しかし「ロザバン」では、カタルシスに欠ける裏モカよりも
通常の可愛らしいモカのほうが魅力がある。
だから話が勢いよく動かないわけです。

にもかかわらずパンチラなどのサービスカットは全体的に過剰傾向にあり、
制作側が力点を置きたい部分がはっきりと見えてこない。
稲垣隆行さんは「砂ぼうず」や「こはるびより」を担当した新進監督ですが
間違った方向に進んでいると思いますね。


狼と香辛料 http://www.spicy-wolf.com/
原作は100万部売ったライトノベルだそうで、期待して見ました。
中世ファンタジー小説に魔法や剣ではなく経済を導入した、というのが売りらしい。
監督はmoeの変身三部作などを担当した萌え職人・高橋丈夫さん。
たしかに基礎的な為替の話とかが出てきますが
まあそれはエッセンスで、基本的には街道物というかオチ物ですかね。

これはでも、1クールでは無理があるというか、非常にもったいない話です。
ロレンスが何故ホロを拾って道連れにする気になったのか、
ロレンスは何故据え膳のクロエに手を出せなかったのか、
「食い扶持は自分で稼げ」という言葉の意味するものは何か、
そのへんの奥深いところまで描くことが出来れていば、大変な名作に
なるかもしれないのにと思いますね。

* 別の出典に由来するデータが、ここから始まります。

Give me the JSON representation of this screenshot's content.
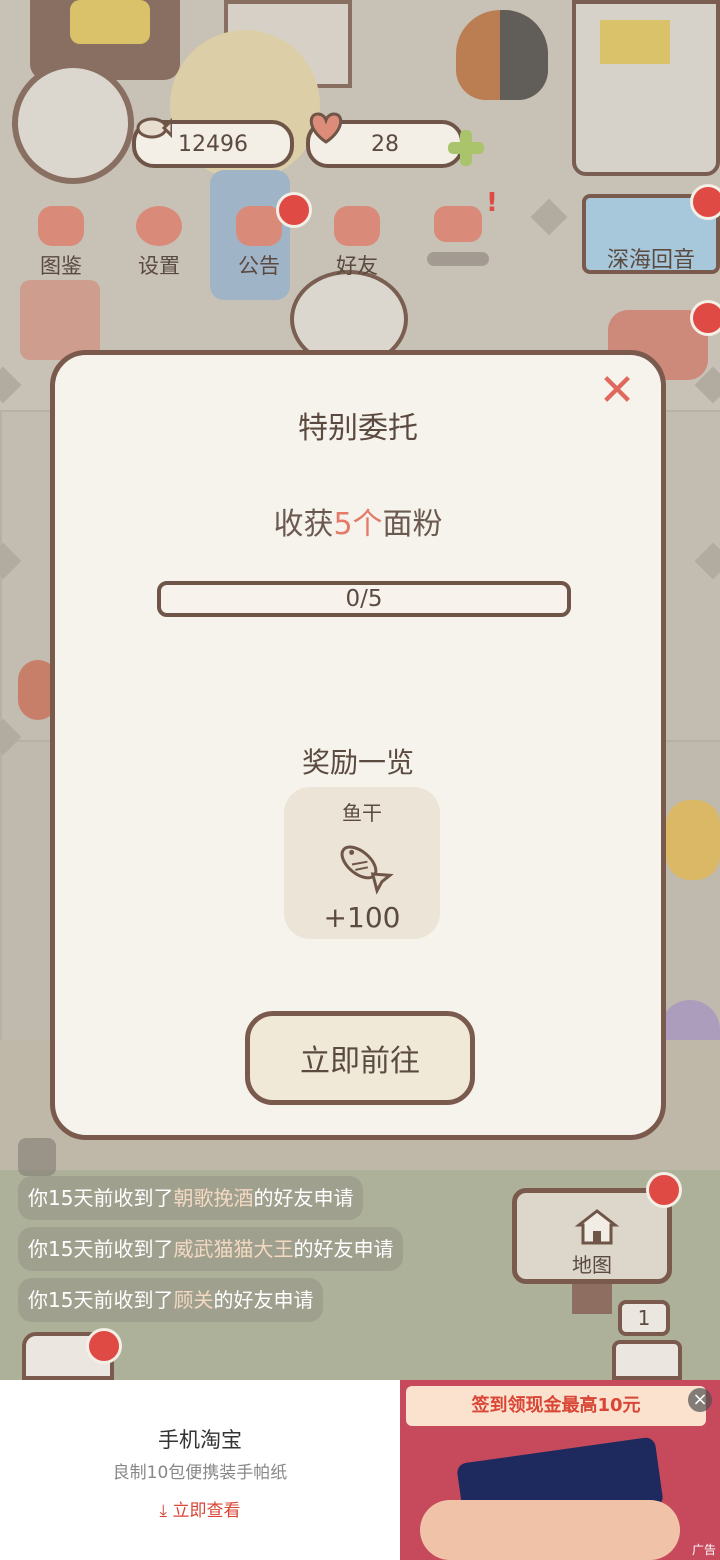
{
  "hud": {
    "fish_count": "12496",
    "heart_count": "28",
    "buttons": [
      "图鉴",
      "设置",
      "公告",
      "好友"
    ],
    "event_label": "深海回音"
  },
  "dialog": {
    "title": "特别委托",
    "task_prefix": "收获",
    "task_highlight": "5个",
    "task_suffix": "面粉",
    "progress_text": "0/5",
    "progress_fraction": 0,
    "rewards_title": "奖励一览",
    "reward_name": "鱼干",
    "reward_amount": "+100",
    "go_button": "立即前往",
    "close_symbol": "✕"
  },
  "messages": [
    {
      "prefix": "你15天前收到了",
      "name": "朝歌挽酒",
      "suffix": "的好友申请"
    },
    {
      "prefix": "你15天前收到了",
      "name": "威武猫猫大王",
      "suffix": "的好友申请"
    },
    {
      "prefix": "你15天前收到了",
      "name": "顾关",
      "suffix": "的好友申请"
    }
  ],
  "map": {
    "label": "地图",
    "counter": "1"
  },
  "ad": {
    "title": "手机淘宝",
    "subtitle": "良制10包便携装手帕纸",
    "cta": "立即查看",
    "banner": "签到领现金最高10元",
    "tag": "广告"
  },
  "colors": {
    "accent": "#e37b68",
    "border": "#7a5a4c",
    "badge": "#e04a45"
  }
}
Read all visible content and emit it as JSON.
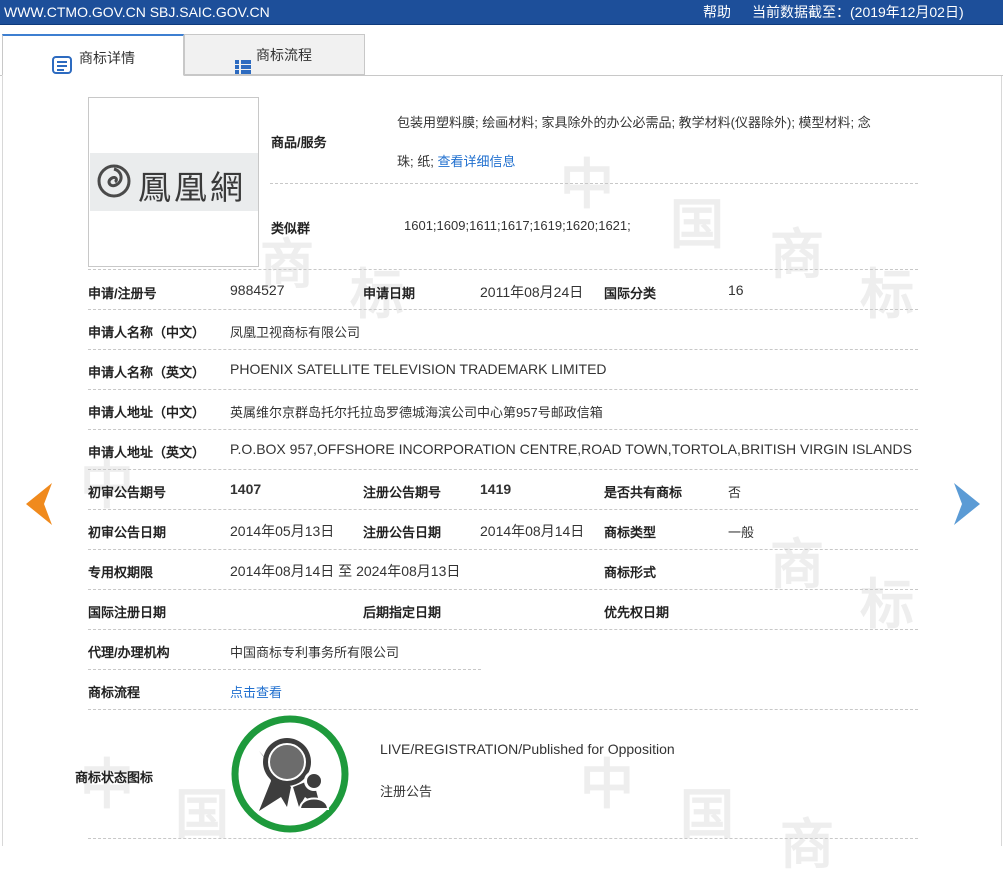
{
  "header": {
    "site": "WWW.CTMO.GOV.CN SBJ.SAIC.GOV.CN",
    "help": "帮助",
    "date_label": "当前数据截至：",
    "date_value": "(2019年12月02日)"
  },
  "tabs": [
    {
      "label": "商标详情",
      "icon": "document-list-icon"
    },
    {
      "label": "商标流程",
      "icon": "list-icon"
    }
  ],
  "trademark_image": {
    "text": "鳳凰網",
    "icon": "phoenix-swirl-logo"
  },
  "goods": {
    "label": "商品/服务",
    "line1": "包装用塑料膜; 绘画材料; 家具除外的办公必需品; 教学材料(仪器除外); 模型材料; 念",
    "line2": "珠; 纸;",
    "link": "查看详细信息"
  },
  "similar_group": {
    "label": "类似群",
    "value": "1601;1609;1611;1617;1619;1620;1621;"
  },
  "fields": {
    "reg_no_label": "申请/注册号",
    "reg_no": "9884527",
    "app_date_label": "申请日期",
    "app_date": "2011年08月24日",
    "intl_class_label": "国际分类",
    "intl_class": "16",
    "applicant_cn_label": "申请人名称（中文）",
    "applicant_cn": "凤凰卫视商标有限公司",
    "applicant_en_label": "申请人名称（英文）",
    "applicant_en": "PHOENIX SATELLITE TELEVISION TRADEMARK LIMITED",
    "address_cn_label": "申请人地址（中文）",
    "address_cn": "英属维尔京群岛托尔托拉岛罗德城海滨公司中心第957号邮政信箱",
    "address_en_label": "申请人地址（英文）",
    "address_en": "P.O.BOX 957,OFFSHORE INCORPORATION CENTRE,ROAD TOWN,TORTOLA,BRITISH VIRGIN ISLANDS",
    "prelim_no_label": "初审公告期号",
    "prelim_no": "1407",
    "reg_pub_no_label": "注册公告期号",
    "reg_pub_no": "1419",
    "shared_label": "是否共有商标",
    "shared": "否",
    "prelim_date_label": "初审公告日期",
    "prelim_date": "2014年05月13日",
    "reg_pub_date_label": "注册公告日期",
    "reg_pub_date": "2014年08月14日",
    "tm_type_label": "商标类型",
    "tm_type": "一般",
    "exclusive_label": "专用权期限",
    "exclusive": "2014年08月14日 至 2024年08月13日",
    "tm_form_label": "商标形式",
    "intl_reg_label": "国际注册日期",
    "later_label": "后期指定日期",
    "priority_label": "优先权日期",
    "agent_label": "代理/办理机构",
    "agent": "中国商标专利事务所有限公司",
    "flow_label": "商标流程",
    "flow_link": "点击查看",
    "status_label": "商标状态图标",
    "status_en": "LIVE/REGISTRATION/Published for Opposition",
    "status_cn": "注册公告"
  },
  "watermark": [
    "中",
    "国",
    "商",
    "标"
  ],
  "colors": {
    "topbar": "#1d4f9a",
    "prev_arrow": "#f08a1d",
    "next_arrow": "#5b9bd5",
    "status_ring": "#1e9a3c",
    "link": "#1f6fcf"
  }
}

まあ、仕方がないことですが。

あとキャラデは黒田和也さんですが、なんか目元のタッチが変わりましたか。
以前より色気が全面に出てる気がしますが、作品のせいでしょうか。

追記
ED曲「リンゴ日和」の作詞担当 Chris Mosdell (クリス・モズデル)は
我々YMO世代にはとても懐かしい名前です。
And then whistle round the world というあたりが、いかにもって感じです。
でもきっと彼はこの歌詞も数十分で書き上げたはずです。